In light of the statistics regarding actual calls being made, these operators will also be noticing that the use of handsets for business purposes is also changing with there still being a – refreshingly old-fashioned in my opinion – attitude to having a landline number registered under a company name for customers, suppliers and staff to avail of.
So, while it is entirely possible to run a company from a mobile device while sitting in a café somewhere, which we enable on a daily basis, the data usage involved in video conferencing or sharing files, for example, is huge.
Thanks to the widespread availability of WiFi access, much of it for free, this sort of activity can be carried out anywhere and at any time, with the ability to make even your own car a personal hotspot.
This all affects the relevance of the mobile networks as they strive to maintain a foothold in the market.
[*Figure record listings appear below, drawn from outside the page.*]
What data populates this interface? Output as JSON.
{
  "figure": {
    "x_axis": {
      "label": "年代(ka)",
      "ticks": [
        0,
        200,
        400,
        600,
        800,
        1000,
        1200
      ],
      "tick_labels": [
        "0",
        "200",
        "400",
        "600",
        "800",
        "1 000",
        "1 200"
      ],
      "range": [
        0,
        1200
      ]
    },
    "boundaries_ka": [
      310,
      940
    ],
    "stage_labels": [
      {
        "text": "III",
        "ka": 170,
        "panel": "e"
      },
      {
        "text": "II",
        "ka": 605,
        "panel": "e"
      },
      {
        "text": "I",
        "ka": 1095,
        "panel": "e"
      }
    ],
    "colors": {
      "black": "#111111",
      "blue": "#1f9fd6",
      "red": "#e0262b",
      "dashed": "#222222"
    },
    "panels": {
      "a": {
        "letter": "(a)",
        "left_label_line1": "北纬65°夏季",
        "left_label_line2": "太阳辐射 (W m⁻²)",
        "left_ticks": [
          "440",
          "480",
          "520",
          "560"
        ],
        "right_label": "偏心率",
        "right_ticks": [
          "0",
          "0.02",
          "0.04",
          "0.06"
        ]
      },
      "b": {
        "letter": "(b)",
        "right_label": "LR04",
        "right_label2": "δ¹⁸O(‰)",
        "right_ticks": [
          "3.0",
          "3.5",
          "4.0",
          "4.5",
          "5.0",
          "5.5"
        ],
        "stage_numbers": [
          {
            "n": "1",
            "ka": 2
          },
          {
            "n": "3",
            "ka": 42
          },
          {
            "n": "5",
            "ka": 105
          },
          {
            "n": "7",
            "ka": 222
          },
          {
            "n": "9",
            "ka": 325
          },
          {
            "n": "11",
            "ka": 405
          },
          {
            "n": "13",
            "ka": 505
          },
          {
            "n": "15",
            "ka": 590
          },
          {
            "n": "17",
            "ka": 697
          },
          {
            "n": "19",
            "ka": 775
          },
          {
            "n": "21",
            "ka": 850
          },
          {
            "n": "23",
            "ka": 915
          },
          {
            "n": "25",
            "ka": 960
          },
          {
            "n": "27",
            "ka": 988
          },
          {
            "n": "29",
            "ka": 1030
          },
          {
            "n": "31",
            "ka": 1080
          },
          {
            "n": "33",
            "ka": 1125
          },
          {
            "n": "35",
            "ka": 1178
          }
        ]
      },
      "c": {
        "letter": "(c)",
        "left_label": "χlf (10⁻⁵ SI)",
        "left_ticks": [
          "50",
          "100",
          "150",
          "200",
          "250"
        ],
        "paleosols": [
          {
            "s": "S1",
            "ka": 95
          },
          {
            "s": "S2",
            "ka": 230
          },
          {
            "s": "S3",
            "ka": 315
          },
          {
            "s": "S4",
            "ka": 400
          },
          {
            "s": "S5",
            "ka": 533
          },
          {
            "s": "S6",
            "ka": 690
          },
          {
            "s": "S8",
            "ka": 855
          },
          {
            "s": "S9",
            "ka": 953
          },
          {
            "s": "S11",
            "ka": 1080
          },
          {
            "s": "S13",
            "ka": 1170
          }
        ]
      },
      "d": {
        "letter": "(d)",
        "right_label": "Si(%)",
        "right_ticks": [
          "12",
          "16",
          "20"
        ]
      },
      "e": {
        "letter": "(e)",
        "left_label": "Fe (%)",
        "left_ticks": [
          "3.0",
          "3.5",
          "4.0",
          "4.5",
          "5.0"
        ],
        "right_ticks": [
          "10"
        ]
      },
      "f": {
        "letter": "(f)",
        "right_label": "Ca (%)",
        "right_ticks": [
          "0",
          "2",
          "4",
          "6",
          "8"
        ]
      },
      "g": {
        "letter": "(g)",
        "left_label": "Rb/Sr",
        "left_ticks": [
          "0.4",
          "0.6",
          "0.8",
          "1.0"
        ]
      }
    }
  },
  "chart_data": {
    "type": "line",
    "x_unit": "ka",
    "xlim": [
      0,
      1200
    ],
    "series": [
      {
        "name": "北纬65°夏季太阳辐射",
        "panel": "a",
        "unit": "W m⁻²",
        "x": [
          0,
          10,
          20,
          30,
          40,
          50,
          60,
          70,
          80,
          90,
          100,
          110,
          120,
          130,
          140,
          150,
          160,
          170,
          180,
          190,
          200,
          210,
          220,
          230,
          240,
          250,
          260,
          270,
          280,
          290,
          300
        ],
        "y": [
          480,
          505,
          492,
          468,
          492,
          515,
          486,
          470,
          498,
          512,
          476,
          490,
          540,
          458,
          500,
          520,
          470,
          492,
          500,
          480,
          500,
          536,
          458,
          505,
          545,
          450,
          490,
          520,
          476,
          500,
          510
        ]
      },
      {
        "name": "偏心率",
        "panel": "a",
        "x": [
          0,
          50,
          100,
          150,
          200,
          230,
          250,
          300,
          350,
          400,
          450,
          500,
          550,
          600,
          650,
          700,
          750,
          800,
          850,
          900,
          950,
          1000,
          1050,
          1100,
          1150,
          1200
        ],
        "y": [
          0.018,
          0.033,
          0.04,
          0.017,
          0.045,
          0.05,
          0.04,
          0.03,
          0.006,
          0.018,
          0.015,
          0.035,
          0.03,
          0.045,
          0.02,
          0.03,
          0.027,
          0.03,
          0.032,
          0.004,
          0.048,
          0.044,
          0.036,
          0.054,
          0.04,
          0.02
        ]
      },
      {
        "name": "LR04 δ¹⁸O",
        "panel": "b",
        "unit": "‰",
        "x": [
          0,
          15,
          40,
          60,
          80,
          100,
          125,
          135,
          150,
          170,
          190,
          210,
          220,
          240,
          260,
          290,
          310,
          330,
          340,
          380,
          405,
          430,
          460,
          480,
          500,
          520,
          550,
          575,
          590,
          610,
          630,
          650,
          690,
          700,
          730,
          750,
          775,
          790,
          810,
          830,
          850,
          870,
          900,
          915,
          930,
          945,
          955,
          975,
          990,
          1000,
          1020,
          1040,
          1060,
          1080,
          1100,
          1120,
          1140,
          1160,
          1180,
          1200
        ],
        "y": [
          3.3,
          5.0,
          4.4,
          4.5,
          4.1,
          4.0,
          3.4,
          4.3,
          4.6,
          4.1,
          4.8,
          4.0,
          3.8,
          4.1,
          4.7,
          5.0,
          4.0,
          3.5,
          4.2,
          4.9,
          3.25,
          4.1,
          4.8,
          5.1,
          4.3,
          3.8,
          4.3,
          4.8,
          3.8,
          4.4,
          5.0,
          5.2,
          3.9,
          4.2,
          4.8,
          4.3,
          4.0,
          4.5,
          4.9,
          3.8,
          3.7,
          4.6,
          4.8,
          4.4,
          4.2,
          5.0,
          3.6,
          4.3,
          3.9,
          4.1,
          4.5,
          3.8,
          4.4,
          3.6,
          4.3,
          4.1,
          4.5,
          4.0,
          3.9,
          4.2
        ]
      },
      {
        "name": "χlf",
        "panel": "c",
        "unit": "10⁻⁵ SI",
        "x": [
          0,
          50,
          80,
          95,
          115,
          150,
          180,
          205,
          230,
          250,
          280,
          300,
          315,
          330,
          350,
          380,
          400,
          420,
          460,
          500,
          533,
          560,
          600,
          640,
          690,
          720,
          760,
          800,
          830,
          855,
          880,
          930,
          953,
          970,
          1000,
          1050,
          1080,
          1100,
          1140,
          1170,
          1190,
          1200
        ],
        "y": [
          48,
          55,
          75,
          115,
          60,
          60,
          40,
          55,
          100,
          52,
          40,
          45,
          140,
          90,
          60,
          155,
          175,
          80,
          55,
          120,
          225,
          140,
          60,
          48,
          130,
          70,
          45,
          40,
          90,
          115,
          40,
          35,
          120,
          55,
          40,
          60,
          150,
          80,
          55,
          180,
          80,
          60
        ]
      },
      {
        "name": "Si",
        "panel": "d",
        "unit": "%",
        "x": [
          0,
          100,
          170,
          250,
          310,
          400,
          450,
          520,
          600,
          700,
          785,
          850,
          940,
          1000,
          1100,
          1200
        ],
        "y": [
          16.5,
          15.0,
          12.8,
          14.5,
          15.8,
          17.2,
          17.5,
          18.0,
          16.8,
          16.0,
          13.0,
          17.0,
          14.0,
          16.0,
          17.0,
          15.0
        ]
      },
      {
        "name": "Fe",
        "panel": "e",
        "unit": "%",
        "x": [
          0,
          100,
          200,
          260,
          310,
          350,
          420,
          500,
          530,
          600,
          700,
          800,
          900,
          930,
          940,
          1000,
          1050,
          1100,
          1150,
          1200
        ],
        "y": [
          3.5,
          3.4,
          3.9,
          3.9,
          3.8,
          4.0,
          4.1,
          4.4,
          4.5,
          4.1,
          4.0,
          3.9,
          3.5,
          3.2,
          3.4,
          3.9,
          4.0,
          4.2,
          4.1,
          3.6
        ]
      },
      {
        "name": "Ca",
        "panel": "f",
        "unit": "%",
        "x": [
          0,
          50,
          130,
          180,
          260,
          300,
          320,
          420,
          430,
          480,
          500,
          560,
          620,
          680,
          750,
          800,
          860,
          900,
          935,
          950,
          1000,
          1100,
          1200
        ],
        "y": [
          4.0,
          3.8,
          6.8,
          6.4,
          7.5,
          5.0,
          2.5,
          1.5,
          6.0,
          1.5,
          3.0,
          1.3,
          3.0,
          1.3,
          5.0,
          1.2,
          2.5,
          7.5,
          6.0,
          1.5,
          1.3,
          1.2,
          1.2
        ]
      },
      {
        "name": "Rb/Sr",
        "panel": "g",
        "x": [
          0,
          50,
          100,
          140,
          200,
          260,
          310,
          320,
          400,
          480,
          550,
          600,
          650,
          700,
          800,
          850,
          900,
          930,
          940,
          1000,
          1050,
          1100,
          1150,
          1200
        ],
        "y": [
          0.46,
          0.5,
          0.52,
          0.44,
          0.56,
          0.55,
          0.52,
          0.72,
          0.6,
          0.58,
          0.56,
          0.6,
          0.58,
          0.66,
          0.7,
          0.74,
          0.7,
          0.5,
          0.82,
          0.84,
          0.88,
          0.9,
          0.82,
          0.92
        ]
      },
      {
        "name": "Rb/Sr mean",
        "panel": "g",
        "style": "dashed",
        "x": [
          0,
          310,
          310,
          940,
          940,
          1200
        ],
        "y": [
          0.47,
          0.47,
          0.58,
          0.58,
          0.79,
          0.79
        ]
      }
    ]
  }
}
This in the same breath as referencing that the UK currently ranks 54th in the world for coverage, albeit with the supposed market-leading 4G.
Of course, the light at the end of the tunnel could be the introduction of 5G. While there is still no word on an official launch date for the UK, it will provide significantly faster connectivity which would hopefully encourage users to remain with their network providers, rather than relying on WiFi.
Faster or not, the demand for connectivity is still only going to grow, where the price can realistically only drop. A mobile network has to retain its attractiveness and marketability to a consumer with numerous options, including the unconnected alternative.
Suppliers of telecoms services find themselves at the vanguard of new technology, applications and service provision as they, clients, the general public and the industry in general, must adapt to the changing landscape of phone usage.